Finding restaurants in Italy
I'll begin by apologizing to anyone who finds this post lacking in specifics.
I come from an Italian family, was schooled in the USA and have subsequently lived and worked in both countries, as well as many others. I love to eat, as does my wife. We now split our time between Switzerland and the USA but spend at least a month or two in Italy every year just eating.
At the risk of sounding brash, here's some of my thoughts on locating a good spot to eat:
If the menu is in multiple languages, walk.
If there many light skinned tourists in shorts and sandals walk.
If there are plates laden with cream sauce on them, walk.
If the smells don't stir your insides, walk.
Do not ask a non-Italian for advice on an Italian restaurant. There's seldom a reference point other than some place in Illinois or another restaurant in Italy they tried during their two week trip.
Ask a local. Not a hotel clerk, a local. English is common and a few words in Italian is all it takes.
Know a bit about the regional cuisine before you eat. There's still pride left in Italian restaurants.
Know what's in season. Important.
Use your eyes and your nose.

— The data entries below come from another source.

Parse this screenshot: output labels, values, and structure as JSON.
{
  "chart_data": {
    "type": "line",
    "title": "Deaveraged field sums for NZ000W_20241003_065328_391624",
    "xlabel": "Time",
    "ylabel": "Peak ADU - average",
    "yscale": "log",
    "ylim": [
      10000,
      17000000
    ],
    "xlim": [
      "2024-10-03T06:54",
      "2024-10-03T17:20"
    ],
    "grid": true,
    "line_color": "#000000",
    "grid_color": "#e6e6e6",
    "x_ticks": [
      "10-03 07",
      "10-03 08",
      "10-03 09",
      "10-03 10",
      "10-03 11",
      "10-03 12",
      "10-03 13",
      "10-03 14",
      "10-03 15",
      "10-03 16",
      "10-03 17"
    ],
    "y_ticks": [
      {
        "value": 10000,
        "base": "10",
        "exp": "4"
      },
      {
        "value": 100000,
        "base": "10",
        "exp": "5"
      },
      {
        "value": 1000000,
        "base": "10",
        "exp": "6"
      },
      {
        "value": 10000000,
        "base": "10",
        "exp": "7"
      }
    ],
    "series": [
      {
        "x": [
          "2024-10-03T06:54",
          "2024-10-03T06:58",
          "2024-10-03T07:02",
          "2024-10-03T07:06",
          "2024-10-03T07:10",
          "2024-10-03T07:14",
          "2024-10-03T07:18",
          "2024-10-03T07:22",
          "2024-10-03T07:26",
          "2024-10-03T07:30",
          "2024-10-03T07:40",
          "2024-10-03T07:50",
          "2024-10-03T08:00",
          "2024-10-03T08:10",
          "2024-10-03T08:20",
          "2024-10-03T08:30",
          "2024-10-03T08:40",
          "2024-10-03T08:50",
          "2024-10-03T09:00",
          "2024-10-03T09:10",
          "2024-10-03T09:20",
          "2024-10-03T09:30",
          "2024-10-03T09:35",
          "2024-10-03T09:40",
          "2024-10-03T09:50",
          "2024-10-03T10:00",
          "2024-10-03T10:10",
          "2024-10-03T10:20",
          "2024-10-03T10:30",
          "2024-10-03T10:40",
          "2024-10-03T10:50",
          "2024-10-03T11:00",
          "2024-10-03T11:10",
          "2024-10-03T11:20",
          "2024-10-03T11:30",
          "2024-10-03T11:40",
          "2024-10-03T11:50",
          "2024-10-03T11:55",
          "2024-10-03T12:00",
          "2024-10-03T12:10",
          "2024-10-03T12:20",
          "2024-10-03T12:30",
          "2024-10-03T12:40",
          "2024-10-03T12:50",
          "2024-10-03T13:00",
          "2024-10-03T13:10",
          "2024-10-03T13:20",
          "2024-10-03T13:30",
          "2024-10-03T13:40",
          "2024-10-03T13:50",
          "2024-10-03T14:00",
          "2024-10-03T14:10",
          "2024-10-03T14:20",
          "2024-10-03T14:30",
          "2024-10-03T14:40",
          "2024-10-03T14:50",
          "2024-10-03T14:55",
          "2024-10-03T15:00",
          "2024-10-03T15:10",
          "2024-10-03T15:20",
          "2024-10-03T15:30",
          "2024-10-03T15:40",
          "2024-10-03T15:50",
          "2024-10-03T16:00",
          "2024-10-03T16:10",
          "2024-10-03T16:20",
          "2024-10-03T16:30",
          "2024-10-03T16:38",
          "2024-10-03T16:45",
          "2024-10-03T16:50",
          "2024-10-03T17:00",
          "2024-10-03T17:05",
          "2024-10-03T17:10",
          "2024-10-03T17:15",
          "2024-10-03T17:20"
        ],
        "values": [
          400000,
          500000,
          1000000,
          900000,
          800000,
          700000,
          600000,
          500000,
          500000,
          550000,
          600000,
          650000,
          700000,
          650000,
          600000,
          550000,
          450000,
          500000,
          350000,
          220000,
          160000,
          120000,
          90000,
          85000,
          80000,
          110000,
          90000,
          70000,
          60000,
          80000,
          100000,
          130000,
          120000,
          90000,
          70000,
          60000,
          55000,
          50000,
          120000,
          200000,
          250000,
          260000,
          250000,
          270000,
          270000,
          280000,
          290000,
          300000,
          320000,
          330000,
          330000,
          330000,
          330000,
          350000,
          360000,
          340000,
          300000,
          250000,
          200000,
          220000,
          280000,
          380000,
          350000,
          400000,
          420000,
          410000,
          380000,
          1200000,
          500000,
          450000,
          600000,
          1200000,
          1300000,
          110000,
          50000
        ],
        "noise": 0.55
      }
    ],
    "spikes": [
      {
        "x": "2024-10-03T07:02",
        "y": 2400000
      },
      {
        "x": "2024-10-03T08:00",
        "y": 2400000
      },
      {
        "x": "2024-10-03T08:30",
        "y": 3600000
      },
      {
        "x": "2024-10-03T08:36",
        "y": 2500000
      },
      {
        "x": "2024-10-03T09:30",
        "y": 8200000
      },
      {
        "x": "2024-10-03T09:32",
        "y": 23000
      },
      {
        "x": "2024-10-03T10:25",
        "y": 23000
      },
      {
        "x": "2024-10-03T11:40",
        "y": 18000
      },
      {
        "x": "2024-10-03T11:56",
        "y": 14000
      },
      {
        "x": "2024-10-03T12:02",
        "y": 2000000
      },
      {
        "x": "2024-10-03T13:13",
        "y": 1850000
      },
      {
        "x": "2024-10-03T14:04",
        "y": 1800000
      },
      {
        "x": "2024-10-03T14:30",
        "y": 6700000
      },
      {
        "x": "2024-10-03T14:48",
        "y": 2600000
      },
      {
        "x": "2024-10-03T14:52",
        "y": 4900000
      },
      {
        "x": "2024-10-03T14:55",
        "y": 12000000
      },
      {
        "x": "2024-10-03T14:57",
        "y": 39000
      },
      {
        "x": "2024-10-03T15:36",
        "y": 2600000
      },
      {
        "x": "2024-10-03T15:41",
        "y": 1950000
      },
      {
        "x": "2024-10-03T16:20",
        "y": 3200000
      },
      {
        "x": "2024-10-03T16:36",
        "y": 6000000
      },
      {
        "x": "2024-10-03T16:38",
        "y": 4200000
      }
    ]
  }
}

There is usually outside seating, look before you sit.
We don't make reservations. We've been turned away perhaps twice in well over 3,000 meals. A couple of bad tables, less than a 15 minute wait at most. However, we've walked out of restaurants plenty of times after using our eyes and our noses.
Recognize the best eating in Italy is in the home. Ask the editor of Gambero Rosso, ask any restauranteur, they will all tell you this. So when you see that little place stuck on an off street full of locals and mama running around in her apron, ask yourself if it's time to eat.
If we look back at the thousands of restaurant meals we've eaten in Italy, about a half dozen come to mind. The first was an old house off a country road north of Rome where we walked in and discovered a cafeteria for workers. The proprietors almost fell over in disbelief when three of us walked through the door and asked to eat. Primo, second, desert, table wine, grappa -$14 for all of us. The cooking was superb. A seafood place around Ostia - $21 for three of us. A seafood place in an industrial part of Milan. The rest are split between "famous" restaurants and holes in the wall.
What ere was thought, but n'er said so well.
Excellent list! More people coming here to Italy should memorize it, particularly the first two of the tougher rules.
I would add one rule and slightly amend two others. If there is anything with truffle oil, walk.
With regard to asking locals, it depends on who the locals are. Most locals are looking for familiarity (their family has gone to the same place on Sunday for the last several hundred years) and it is within two kilometers of where they live (everything else is a foreign country). They are looking for quantity and low cost for that quantity. They do not care about wine. I would modify your rule by adding to ask locals... who know something about food and wine.
Make a reservation for Saturday evening and Sunday lunch. We've seen many people get turned away at those times
Again, thanks for writing so well on something that needed to be said. Now what are those Chianti restaurants that you enjoy so much?
Generally good advice, but, I would submit, in part a bit out of date. For example, you have to make reservations, or at least call ahead for any place whose name and phone number have ever been published anywhere. But I will say it again -- not very far in advance or you'll clog up these nice old places and the "locals" that foreigners so love to eat with will never be able to get a table. I'd make another rule: always carry a cell phone.
Knowing about the regional AND LOCAL cuisines beforehand should go to the top of the list. Armed with the knowledge of what local cooking involves, you can be much more discriminating and able to evaluate the menus that are invariably posted outside restaurants.
As a non-Italian with a pretty high opinion of my own opinions, I would have to take exception to your advice to ignore non-Italians. I have lived in Rome more than thirty years, which counts for more than a passport. And yet locals, of any nationality, often recommend places other locals think are awful. I have dragged my native Roman husband to restaurants recommended by locals who post on this board to the point that I have no more credibility at home. For him they range from blah to awful (and I have never seriously disagreed with him). The only way for "local advice" to be truly effective is for the local advising you to go to dinner with you, introduce you to the owner, and order for you, and that isn't even a guarantee. Visitors often have different needs and desires. I will grant that this position makes it very hard to choose where to eat, so the best advice I can offer is (a) get corroboration and (b) read between the lines of posts and reviews. Sometimes a reviewer likes a place for all the reasons you would hate it and vice versa. Of course, when all this research is impossible, as often, your advice for on-the-spot evaluation is spot-on.
The shorts-and-sandals, multi-language, cream sauce group of rules is of course true, but I'd add that I would scarcely expect anyone reading here to get close to those places, especially since they often also have touts outside -- the ultimate turn-off.